Esse campo, relacionado à criogenia, ganhou fama nos esportes, com treinadores imergindo seus atletas em câmaras de crioterapia durante ou após exercícios em uma tentativa de ajudar a curar ferimentos. O time de futebol francês utilizou crioterapia durante a Taça dos Campeões Europeus em 2012, e o time de rugby do País de Gales também já testou o tratamento.
Câmaras crioterapêuticas expõem os jogadores a temperaturas muito baixas – cerca de menos 160 graus Celsius por curtos períodos de tempo.
Alguns teóricos acreditam que isso pode ajudar a acelerar a recuperação do corpo, mas outros dizem que a evidência é insatisfatória.
Telômeros e animais imortais.
Em 2012, um grupo de cientistas da Universidade de Nottingham (Reino Unido) descobriu uma espécie de verme que pode se dividir “potencialmente para sempre” e, assim, curar a si mesmo. Outra criatura “imortal” descoberta recentemente é a água-viva Turritopsis dohrnii.
Alguns pesquisadores esperam que esses achados proporcionem uma nova visão de como pode ser possível aliviar o envelhecimento em células humanas.

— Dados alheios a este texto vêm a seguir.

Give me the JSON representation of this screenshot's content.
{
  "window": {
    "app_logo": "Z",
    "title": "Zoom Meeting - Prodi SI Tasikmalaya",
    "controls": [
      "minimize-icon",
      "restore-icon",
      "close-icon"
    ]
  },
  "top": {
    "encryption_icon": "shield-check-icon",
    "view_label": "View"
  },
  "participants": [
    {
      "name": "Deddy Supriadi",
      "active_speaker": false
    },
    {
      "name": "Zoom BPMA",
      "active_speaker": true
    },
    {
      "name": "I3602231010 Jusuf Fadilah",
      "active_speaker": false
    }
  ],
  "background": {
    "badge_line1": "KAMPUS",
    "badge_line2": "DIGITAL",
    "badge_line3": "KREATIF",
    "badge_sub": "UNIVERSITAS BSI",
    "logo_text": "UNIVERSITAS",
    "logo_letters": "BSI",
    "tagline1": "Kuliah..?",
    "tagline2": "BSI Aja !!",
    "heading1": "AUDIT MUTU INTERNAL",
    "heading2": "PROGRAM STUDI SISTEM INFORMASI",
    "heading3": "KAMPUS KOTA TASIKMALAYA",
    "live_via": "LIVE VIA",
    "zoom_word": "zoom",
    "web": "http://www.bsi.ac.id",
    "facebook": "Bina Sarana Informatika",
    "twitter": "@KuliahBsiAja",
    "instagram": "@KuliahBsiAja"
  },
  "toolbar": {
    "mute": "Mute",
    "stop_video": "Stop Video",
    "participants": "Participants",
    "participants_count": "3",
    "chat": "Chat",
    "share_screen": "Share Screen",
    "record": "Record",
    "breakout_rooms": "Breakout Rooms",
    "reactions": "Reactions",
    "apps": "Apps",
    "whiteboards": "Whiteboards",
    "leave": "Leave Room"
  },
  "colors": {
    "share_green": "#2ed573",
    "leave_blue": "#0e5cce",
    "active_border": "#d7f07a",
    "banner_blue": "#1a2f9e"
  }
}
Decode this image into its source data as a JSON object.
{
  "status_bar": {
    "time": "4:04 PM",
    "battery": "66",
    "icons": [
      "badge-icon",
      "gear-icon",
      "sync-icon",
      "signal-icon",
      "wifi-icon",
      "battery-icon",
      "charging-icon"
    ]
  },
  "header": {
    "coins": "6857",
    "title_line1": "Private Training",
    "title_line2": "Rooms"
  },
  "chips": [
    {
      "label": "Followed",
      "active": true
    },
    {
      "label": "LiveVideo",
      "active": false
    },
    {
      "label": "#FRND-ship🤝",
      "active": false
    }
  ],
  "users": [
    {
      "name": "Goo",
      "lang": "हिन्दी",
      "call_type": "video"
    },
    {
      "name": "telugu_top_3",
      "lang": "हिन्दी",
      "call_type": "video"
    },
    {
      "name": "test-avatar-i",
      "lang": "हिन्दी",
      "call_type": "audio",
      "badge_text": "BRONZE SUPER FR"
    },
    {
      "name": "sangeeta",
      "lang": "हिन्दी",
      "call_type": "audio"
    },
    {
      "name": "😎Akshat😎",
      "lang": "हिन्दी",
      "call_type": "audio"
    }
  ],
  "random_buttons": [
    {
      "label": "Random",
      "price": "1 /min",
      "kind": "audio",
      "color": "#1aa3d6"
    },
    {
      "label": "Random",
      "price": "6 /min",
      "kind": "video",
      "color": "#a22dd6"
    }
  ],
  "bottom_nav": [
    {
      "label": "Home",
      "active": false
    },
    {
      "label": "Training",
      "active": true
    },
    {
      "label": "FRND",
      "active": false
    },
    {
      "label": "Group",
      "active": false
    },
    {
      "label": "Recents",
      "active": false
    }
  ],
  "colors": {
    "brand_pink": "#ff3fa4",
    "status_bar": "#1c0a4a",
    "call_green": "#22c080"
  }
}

Nossas células-troncos envelhecem, e por isso se tornam menos capazes de substituir células especializadas nos tecidos do nosso corpo. Já nos vermes, por exemplo, as células-tronco são de alguma forma capazes de evitar esse processo de envelhecimento. Os pesquisadores acreditam que a chave para atingir isso nos humanos está na compreensão da função dos telômeros – as extremidades de um cromossomo que protegem as células contra a degradação. Eles pensam que, se encontrarmos uma maneira de preservar os telômeros, estaremos mais perto de derrotar o envelhecimento.
Clonagem e substituição de partes do corpo.
Outra importante área de investigação é a criação e substituição de órgãos. Muitas pessoas morrem devido à falência de órgãos, então não depender de doadores seria um grande passo para a medicina.
Os cientistas já implantaram com sucesso rins cultivados em laboratório, em ratos. Se a terapia puder ser replicada a um custo acessível nos seres humanos, poderia revolucionar a saúde. Os primeiros trabalhos para a criação de órgãos usando impressoras 3D produziram resultados promissores.
Nanotecnologia.
A substituição de órgãos provavelmente será apenas parte da solução, no entanto. Muitos cientistas acreditam que a longevidade através da reparação do corpo humano necessita de um enfoque mais amplo.
Alguns creem que a nanotecnologia pode ser capaz de ajudar a curar doenças.
A implantação de pequenos robôs (ou nanobots) no corpo humano pode ajudar a superar os problemas de replicação do DNA incorreta – uma das causas centrais do envelhecimento.
A pesquisa nanotecnológica é interessante, mas pode estar mais longe de encontrar uma solução para o envelhecimento do que outros tratamentos biomédicos mais tradicionais.